En octobre 2025, le monde académique a récompensé une idée aussi puissante que provocante : que le véritable moteur de la croissance économique durable n’est pas seulement le capital ou le travail, mais la capacité à innover — et à détruire l’ancien pour laisser place au nouveau. Le comité du prix de la Royal Swedish Academy of Sciences a attribué le Sveriges Riksbank Prize in Economic Sciences in Memory of Alfred Nobel 2025 à Mokyr, Aghion et Howitt « pour avoir expliqué la croissance économique portée par l’innovation ». (NobelPrize.org)
Du point de vue d’un ingénieur, d’un professionnel latino-américain et d’une personne ayant vécu dans des contextes divers (ressources naturelles, services globaux, transfert technologique), ce prix n’est pas une simple annonce académique : c’est une invitation à repenser comment et pourquoi les économies avancent, ou stagnent.


1. Le cœur du Nobel : l’innovation comme moteur de croissance

La contribution d’Aghion & Howitt se centre sur l’idée de la « destruction créatrice ». Dans leur modèle — inspiré de la pensée de Joseph Schumpeter — chaque innovation représente une double face : créative, car elle ouvre de nouvelles possibilités, et destructrice, car elle remplace des technologies, produits ou processus antérieurs. (NobelPrize.org)
Imaginons une industrie : apparaît une machine qui fait le travail de dix anciennes. C’est de la technologie qui pousse la croissance. Mais en le faisant, elle rend obsolète l’ancienne machine et possiblement le travailleur qui l’utilisait. Il ne suffit pas d’accumuler de la technologie : il doit y avoir un remplacement dynamique. Dans le modèle, ce renouvellement constant est ce qui permet à la productivité de croître, et donc à l’économie.
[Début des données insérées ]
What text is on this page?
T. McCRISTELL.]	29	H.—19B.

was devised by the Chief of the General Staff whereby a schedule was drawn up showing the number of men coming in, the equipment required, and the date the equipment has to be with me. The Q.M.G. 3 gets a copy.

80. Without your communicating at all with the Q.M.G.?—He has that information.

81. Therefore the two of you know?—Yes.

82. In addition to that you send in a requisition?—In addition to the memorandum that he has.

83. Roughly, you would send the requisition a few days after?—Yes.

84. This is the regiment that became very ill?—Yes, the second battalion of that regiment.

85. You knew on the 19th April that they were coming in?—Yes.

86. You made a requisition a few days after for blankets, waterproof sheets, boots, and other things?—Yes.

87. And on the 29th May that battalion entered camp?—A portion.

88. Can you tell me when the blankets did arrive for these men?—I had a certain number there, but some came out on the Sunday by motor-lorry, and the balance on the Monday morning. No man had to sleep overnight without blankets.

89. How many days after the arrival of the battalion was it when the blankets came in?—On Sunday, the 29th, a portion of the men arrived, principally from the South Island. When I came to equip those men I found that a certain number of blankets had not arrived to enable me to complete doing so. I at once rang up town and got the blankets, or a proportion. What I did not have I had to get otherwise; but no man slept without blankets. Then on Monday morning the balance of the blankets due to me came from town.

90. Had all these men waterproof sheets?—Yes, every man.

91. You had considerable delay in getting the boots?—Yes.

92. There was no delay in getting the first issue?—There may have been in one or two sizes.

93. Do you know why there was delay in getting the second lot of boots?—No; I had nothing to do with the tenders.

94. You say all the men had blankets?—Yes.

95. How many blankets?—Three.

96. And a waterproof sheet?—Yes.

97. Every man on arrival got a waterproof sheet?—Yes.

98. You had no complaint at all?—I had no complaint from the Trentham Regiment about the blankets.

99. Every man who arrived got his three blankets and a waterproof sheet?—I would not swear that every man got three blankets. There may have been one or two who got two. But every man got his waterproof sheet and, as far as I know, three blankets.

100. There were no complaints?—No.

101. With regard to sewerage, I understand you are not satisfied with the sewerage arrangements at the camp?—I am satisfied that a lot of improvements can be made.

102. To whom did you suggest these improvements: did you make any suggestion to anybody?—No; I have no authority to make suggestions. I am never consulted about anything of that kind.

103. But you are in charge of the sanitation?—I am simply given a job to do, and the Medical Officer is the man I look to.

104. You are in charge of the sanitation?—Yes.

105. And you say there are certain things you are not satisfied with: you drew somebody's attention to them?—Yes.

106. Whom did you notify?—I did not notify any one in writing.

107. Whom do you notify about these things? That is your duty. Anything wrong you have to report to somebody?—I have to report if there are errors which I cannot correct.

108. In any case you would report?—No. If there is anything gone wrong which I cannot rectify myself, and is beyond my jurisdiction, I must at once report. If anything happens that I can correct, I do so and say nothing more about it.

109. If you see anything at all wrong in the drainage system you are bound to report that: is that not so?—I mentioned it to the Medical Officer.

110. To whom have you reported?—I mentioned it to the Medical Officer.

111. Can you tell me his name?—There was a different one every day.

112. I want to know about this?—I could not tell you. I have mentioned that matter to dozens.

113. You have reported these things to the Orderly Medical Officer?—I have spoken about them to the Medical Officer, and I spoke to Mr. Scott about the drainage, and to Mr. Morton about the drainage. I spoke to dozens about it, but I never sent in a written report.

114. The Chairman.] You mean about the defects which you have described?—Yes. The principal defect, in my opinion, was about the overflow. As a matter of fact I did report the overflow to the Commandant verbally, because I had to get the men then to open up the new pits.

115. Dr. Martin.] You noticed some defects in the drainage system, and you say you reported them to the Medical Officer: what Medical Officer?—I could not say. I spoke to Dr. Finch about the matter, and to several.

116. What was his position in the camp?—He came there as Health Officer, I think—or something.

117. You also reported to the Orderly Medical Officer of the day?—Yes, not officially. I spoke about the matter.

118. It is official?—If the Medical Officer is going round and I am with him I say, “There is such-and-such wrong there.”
Voici la première mise en garde : toutes les innovations ne conduisent pas automatiquement au bien commun. Certains économistes signalent que la destruction créatrice peut générer des gagnants puissants et des victimes — entreprises obsolètes, travailleurs déplacés, régions à la traîne — s’il n’existe pas d’institutions pour gérer la transition. (The Undercover Historian)
Ainsi, l’innovation comme moteur implique une tension : l’innovation oui, mais avec une capacité d’absorption, d’adaptation et de redistribution.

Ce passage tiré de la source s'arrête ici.